Shares of this leading chemical and specialty materials maker are up 22.7% over a year compared with a 17.2% rise of its industry.
Image Source: Zacks Investment Research
Celanese, a Zacks Rank #3 (Hold) stock, is gaining from its cost and productivity actions, investments in high-return organic projects and synergies of acquisitions.
The company is actively pursuing acquisitions, which are providing it opportunities for additional growth, investment and synergies. The acquisition of the majority of DuPont’s Mobility & Materials (“M&M”) business has allowed Celanese to enhance its growth in high-value applications. M&M contributed $125 million to the company’s operating EBITDA in third-quarter 2023, up 15% sequentially. Celanese sees a sequential increase in contribution in the fourth quarter.
The acquisitions of SO.F.TER., Nilit and Omni Plastics are also expected to contribute to earnings expansion in the company's Engineered Materials segment. The Elotex acquisition also strengthened the company’s position in the vinyl acetate ethylene emulsions space. Moreover, the purchase of Exxon Mobil's Santoprene business broadened the company’s portfolio of engineered solutions and enables it to offer a wider range of functionalized solutions to targeted growth areas, including future mobility, medical and sustainability.
Celanese also remains focused on executing its productivity programs that include the implementation of a number of cost reduction capital projects. Productivity actions are expected to support to its margins.

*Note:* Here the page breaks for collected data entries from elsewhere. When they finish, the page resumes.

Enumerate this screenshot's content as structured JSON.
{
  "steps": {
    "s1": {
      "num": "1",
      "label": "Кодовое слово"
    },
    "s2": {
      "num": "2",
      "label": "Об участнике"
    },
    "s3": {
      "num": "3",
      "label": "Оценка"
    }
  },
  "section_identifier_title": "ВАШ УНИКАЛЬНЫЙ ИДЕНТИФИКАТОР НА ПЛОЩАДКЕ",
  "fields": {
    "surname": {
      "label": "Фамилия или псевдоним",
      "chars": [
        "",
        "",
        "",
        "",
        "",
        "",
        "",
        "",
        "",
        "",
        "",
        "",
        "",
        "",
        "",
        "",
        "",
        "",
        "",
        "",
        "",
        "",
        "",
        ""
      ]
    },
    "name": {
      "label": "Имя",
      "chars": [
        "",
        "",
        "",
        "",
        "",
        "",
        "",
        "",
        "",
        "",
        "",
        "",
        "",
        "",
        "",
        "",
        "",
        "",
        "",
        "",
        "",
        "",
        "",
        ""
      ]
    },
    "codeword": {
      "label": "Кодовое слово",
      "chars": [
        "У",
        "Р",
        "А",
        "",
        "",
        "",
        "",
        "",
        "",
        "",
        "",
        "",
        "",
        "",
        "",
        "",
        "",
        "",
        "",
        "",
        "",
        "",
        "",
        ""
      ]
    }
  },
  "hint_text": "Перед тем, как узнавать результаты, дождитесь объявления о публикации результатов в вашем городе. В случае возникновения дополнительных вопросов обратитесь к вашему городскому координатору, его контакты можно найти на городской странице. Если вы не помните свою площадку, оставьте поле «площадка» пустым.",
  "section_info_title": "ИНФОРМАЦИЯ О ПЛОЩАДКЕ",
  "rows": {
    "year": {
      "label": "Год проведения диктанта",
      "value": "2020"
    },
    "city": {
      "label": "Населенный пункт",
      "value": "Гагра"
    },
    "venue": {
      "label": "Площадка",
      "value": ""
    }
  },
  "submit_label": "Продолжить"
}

The company is proactively implementing strategic initiatives recognizing the volatility and unpredictability of the current market landscape and competitive environment. These actions involve strengthening its commercial teams, aligning production and inventory levels with prevailing demand, implementing cost-saving measures, and optimizing cash flow. These endeavors are expected to result in robust cash generation and a continuation of earnings growth.
However, Celanese is exposed to challenges from soft demand and customer de-stocking in certain end markets. It witnessed weak demand in several end markets and continued customer de-stocking in the third quarter of 2023. Soft demand has led to inventory reduction and deferral of orders by the company’s customers. Demand remains weak in industrial and electrical & electronics end markets. Weaker demand recovery globally and de-stocking are likely to continue to weigh on the company’s volumes and pricing in the fourth quarter.
Better-ranked stocks worth a look in the basic materials space include, Cameco Corporation (CCJ - Free Report) , Carpenter Technology Corporation (CRS - Free Report) and Cabot Corporation (CBT - Free Report) .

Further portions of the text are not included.